Respecting as the first magistrate in a free government must ever do, the real and deliberate sentiments of the people, their gusts of passion passed over without ruffling the smooth surface of his mind. Trusting to the reflecting good sense of the nation, he had the magnanimity to pursue its real interests in opposition to its temporary prejudices; and in more instances than one, we find him committing his whole popularity to hazard, and pursuing steadily the course dictated by a sense of duty, in opposition to a torrent which would have overwhelmed a man of ordinary firmness.
Those words might have been written about Marshall himself.
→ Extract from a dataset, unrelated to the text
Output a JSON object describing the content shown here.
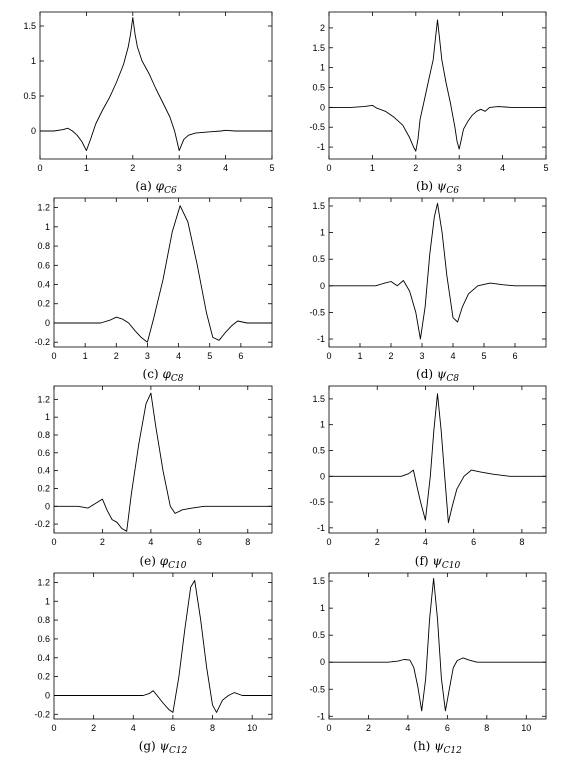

These are extraordinary achievements that left an enduring mark on the development of American constitutional thought and institutions. That not everything worked out in quite the way Marshall wished was hardly his fault. As previously noted, his accomplishments were all the more remarkable because they were frequently undertaken in the teeth of entrenched and powerful opposition. The Great Chief Justice was not present to sign the Declaration of Independence or the Constitution, but among those who were, few can lay better claim to achieving their noble purposes. We are indebted to Richard Brookhiser for reminding us.